As unlikely as it might sound, the reality is that a ransomware attack can happen to any business. That’s why every company should be prepared to properly handle negotiations with hackers in case they find themselves in that position.
Cybercriminals are much like any other kinds of criminals — their goal is most likely to extort money from their victims. Therefore, the expectations for ransomware attacks are similar to an actual ransom case.
If a ransomware attack is successful, you will most likely be locked out of your computer system. Another common possibility is that the hackers have stolen confidential information regarding your company’s activities or your clients. A short time after you have discovered the attack has taken place, the hackers will typically contact you to state their demands.
To be as prepared as possible, you should get an accurate assessment of the damage to your systems and what kind of data was stolen. It is ultimately up to you whether or not the data or the computer system is worth negotiating for — as the hackers will typically demand a very high price for it.
The FBI and many cybersecurity experts usually advise victims not to pay any ransoms to cyber attackers, regardless of the damage done. They claim paying a ransom or giving in to the hacker’s demands too quickly may encourage further attacks from other parties. Similarly, even if you pay, there is no actual guarantee that you will get your data back.
If you plan to negotiate, you have already decided to pay. Therefore, you need to set realistic expectations for what will happen. This won’t be like an episode of Law & Order where the FBI needs you to buy time to trace the hacker’s location.

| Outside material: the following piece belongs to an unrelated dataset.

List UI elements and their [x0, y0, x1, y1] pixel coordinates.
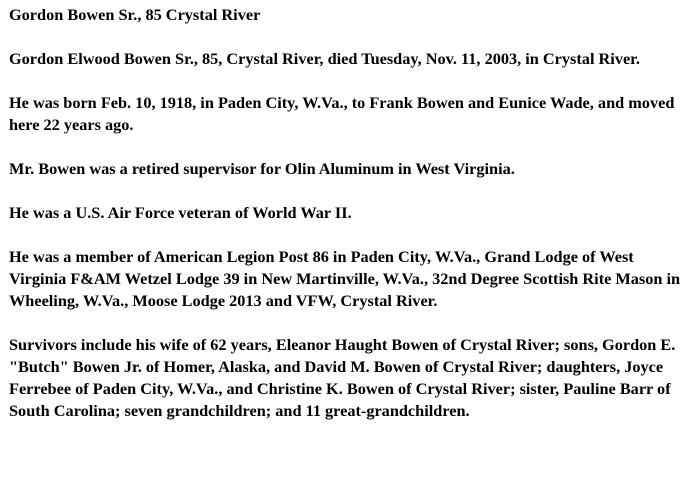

In reality, cybercriminals often get away regardless of whether or not they are successful in extorting money. You will have to be smart in a different way to get through this.
While this tip might seem obvious, it’s also one of the most important — especially if this is your first time dealing with a ransomware attack. Cybersecurity companies often have professionals who can help you prepare for when the hackers make their demands and coach you through the negotiation process.
Computer emergency response teams, also known as CERTs, can help you respond to ransomware incidents and help you recover from the aftermath. Many of these professionals have a lot of experience dealing with ransomware incidents and might be able to identify which groups might be the culprit based on that experience.
They can even give you pointers on dealing with their demands if they have encountered the culprits before. Every ransomware hacker has different intentions when they attack your company. A professional who is familiar with them will give you an edge in negotiations.
Aside from cybersecurity professionals, you should also contact other parties, such as law enforcement, your lawyer or any other legal organization you do business with. Knowing the most recent laws regarding ransomware payments and negotiations is essential.
One of the silver linings of a ransomware situation is that, unlike a real ransom case, no one’s life is in immediate danger. Therefore, you have more freedom to treat the situation like a business deal instead of a dire threat.
If you are forced to negotiate, don’t give in to the initial demands of the hackers so easily. Although they have probably researched your company, it’s not likely that the cyber attackers know how much you can and cannot pay.
Therefore, you have some room to bargain. If you have ransomware negotiation specialists helping you already, they will have helped you work out a plan ahead of time — including how much you should be willing to pay.
Remember, cyber attackers put a lot of effort and resources into making this attack happen. They don’t want to walk away with nothing to show for it. That gives you some power at the negotiating table.
Offer a lower price, then haggle with them until you reach a consensus. Another good strategy is to ask for more time to pay. While the hackers might try to intimidate you into paying the ransom on their terms, remember that they’re most interested in getting any money at all.
Showing confidence and solidarity is good. You are not entirely helpless in this situation and you have your people and the negotiation professionals you hired at your side. However, being too confident can also backfire.
Trying to outsmart the hackers or trick them usually ends badly. Hackers can and will cause permanent damage to your computer systems if they haven’t already. They can also disappear with the confidential information they stole and leak it to the public or their criminal allies, encouraging further attacks. Your goal in a negotiation is to make the best of a bad situation, not to make a bad situation worse.
Being part of a ransomware negotiation can be intimidating and even scary, but you are not just a victim. Assess the situation, call on professionals for help and play it smart. Taking the right steps will get you through with as little damage to the company as possible.